Picked up an old wsm someone left out for free. Just needed to replace the grills. Never used one of these a day in my life, but now doing research on it and seems like something i really want to get into. Anyway, the grill is an old one from I wanna say 2004, on the vent its labeled DH. It has no thermometer on the cover, I know you can install one yourself. But was wondering if I can use my infrared thermometer and just point it at the cover would it be close to accurate. Or is it better to just invest in either a probe or install one on the cover. Thanks!


----------



## noboundaries (Jul 3, 2017)

Interesting question. I'll be firing up my WSM later today.  I have a very accurate, aftermarket lid thermometer made by River Country.  I'll fire the infrared at the dome and see how the reading compares to the lid thermometer.


----------



## browneyesvictim (Jul 3, 2017)

Hmmm... Dunno for sure. But the air temps inside are going to swing more than the metal surface temps are going to show. Wouldn't you rather know what that is?

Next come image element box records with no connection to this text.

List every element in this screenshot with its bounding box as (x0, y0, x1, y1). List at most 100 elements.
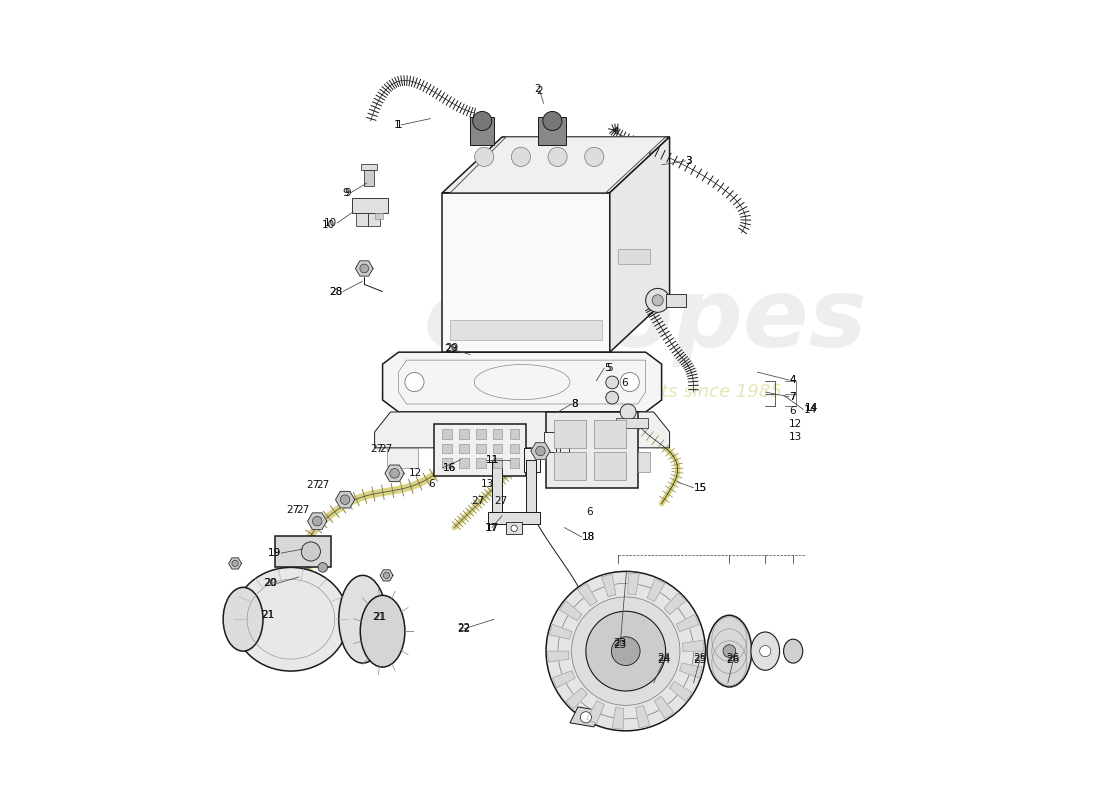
Circle shape (652, 294, 663, 306)
Polygon shape (385, 465, 404, 482)
Bar (361, 165, 377, 170)
Text: 3: 3 (685, 156, 692, 166)
Text: 27: 27 (494, 496, 507, 506)
Bar (492, 460, 502, 512)
Polygon shape (586, 701, 604, 723)
Bar (442, 458, 452, 468)
Circle shape (760, 646, 771, 657)
Polygon shape (549, 625, 572, 639)
Circle shape (473, 111, 492, 130)
Text: 12: 12 (789, 419, 802, 429)
Polygon shape (336, 491, 354, 508)
Bar (509, 444, 519, 454)
Text: 17: 17 (485, 522, 498, 533)
Ellipse shape (361, 595, 405, 667)
Bar (638, 452, 650, 472)
Ellipse shape (233, 567, 349, 671)
Circle shape (646, 288, 670, 312)
Text: 27: 27 (472, 496, 485, 506)
Text: 26: 26 (727, 655, 740, 665)
Text: 26: 26 (727, 654, 740, 663)
Text: 14: 14 (805, 403, 818, 413)
Bar (543, 432, 556, 452)
Text: 21: 21 (262, 610, 275, 620)
Bar (509, 458, 519, 468)
Bar (459, 458, 469, 468)
Ellipse shape (223, 587, 263, 651)
Bar (506, 522, 522, 534)
Circle shape (510, 525, 517, 531)
Text: 24: 24 (658, 654, 671, 663)
Text: 15: 15 (693, 482, 706, 493)
Polygon shape (450, 137, 666, 193)
Text: 20: 20 (263, 578, 276, 588)
Circle shape (579, 610, 595, 626)
Circle shape (389, 469, 399, 478)
Bar (594, 452, 626, 480)
Polygon shape (442, 137, 670, 193)
Bar (442, 430, 452, 439)
Polygon shape (375, 412, 670, 448)
Text: 5: 5 (606, 363, 613, 373)
Text: 17: 17 (486, 522, 499, 533)
Text: 18: 18 (582, 532, 595, 542)
Text: 28: 28 (330, 286, 343, 297)
Polygon shape (613, 708, 624, 730)
Text: 12: 12 (409, 468, 422, 478)
Text: 27: 27 (296, 505, 309, 515)
Text: 6: 6 (789, 406, 795, 416)
Polygon shape (355, 261, 373, 276)
Bar (560, 436, 569, 452)
Text: 27: 27 (379, 445, 393, 454)
Ellipse shape (339, 575, 386, 663)
Text: 21: 21 (372, 612, 385, 622)
Text: 13: 13 (481, 478, 494, 489)
Polygon shape (670, 682, 692, 702)
Bar (554, 420, 586, 448)
Bar (375, 213, 383, 219)
Text: 3: 3 (685, 156, 692, 166)
Circle shape (542, 111, 562, 130)
Circle shape (536, 446, 546, 456)
Text: 25: 25 (693, 654, 706, 663)
Polygon shape (381, 570, 393, 581)
Polygon shape (229, 558, 242, 569)
Circle shape (620, 373, 639, 392)
Circle shape (360, 264, 368, 273)
Circle shape (620, 404, 636, 420)
Text: 11: 11 (486, 454, 499, 465)
Text: 15: 15 (693, 482, 706, 493)
Bar (275, 535, 331, 567)
Text: 1: 1 (394, 120, 400, 130)
Text: 21: 21 (373, 612, 386, 622)
Bar (618, 249, 650, 265)
Text: 23: 23 (614, 638, 627, 648)
Text: 6: 6 (621, 378, 628, 388)
Circle shape (546, 571, 705, 731)
Polygon shape (552, 670, 575, 688)
Circle shape (512, 147, 530, 166)
Bar (616, 418, 648, 428)
Polygon shape (609, 137, 670, 352)
Circle shape (318, 562, 328, 572)
Circle shape (232, 560, 239, 566)
Polygon shape (538, 117, 565, 145)
Ellipse shape (707, 615, 751, 687)
Circle shape (548, 147, 568, 166)
Bar (459, 430, 469, 439)
Polygon shape (308, 513, 327, 530)
Bar (476, 458, 485, 468)
Bar (488, 512, 540, 523)
Text: 21: 21 (262, 610, 275, 620)
Text: 22: 22 (458, 623, 471, 633)
Polygon shape (565, 688, 587, 709)
Text: 28: 28 (330, 286, 343, 297)
Text: 2: 2 (535, 84, 541, 94)
Ellipse shape (783, 639, 803, 663)
Circle shape (723, 645, 736, 658)
Text: 16: 16 (442, 462, 455, 473)
Text: 27: 27 (316, 480, 329, 490)
Bar (459, 444, 469, 454)
Polygon shape (560, 601, 582, 621)
Text: 7: 7 (789, 392, 795, 402)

My advise is- Forget the mechanical grill thermometer and get a good digital remote (at least dual) probe thermometer. Put the probes through a silicone grommet through the side (not the lid). One for the pit temp (clipped to the grate) and one for the meat.


----------



## dward51 (Jul 3, 2017)

Also just as a FYI, there is a date code stamped in the top vent of the WSM. Info on how to read the code is here:

http://virtualweberbullet.com/determine-age-weber-grills-smokers.html


----------



## new2bbq (Jul 3, 2017)

Thanks for the info!  Yes, I might as well get a more accurate thermo if I'm gnna be smoking more often. 
Thanks noboundaries, can't wait to find out how the two compares amd see differences in degrees. Btw,  it's a 18"


----------



## SmokinAl (Jul 3, 2017)

That's a nice score!

That smoker will still be putting out good Q years from now, so I would just get a good dual probe therm.

Al


----------



## wimpy69 (Jul 3, 2017)

Lucky guy


----------



## noboundaries (Jul 3, 2017)

Infrared readings of the dome and the barrel are about 90-100F lower than the accurate dome lid thermometer.  The dome therm has a 2.5" probe so it isn't reading dome surface temp.


----------



## new2bbq (Jul 4, 2017)

i end up installing a 2.5" to the dome. I compared also with the gun and yes it does average 90-100 degrees lower on laser, Whats weird I shot the laser into the open vent and it went down even more to like 190? maybe was hitting the foil idk lol.













DSC_1533.jpg



__ new2bbq
__ Jul 4, 2017


----------



## mike5051 (Jul 4, 2017)

My WSM dome therm was spot on with my Maverick grill level therm on my last cook. That was a rarity.

Mike


----------



## jaminator (Jul 5, 2017)

the lid thermometer is useless anyway.  I stick a probe through the rubber grommet and measure temperature from that location with great results.


----------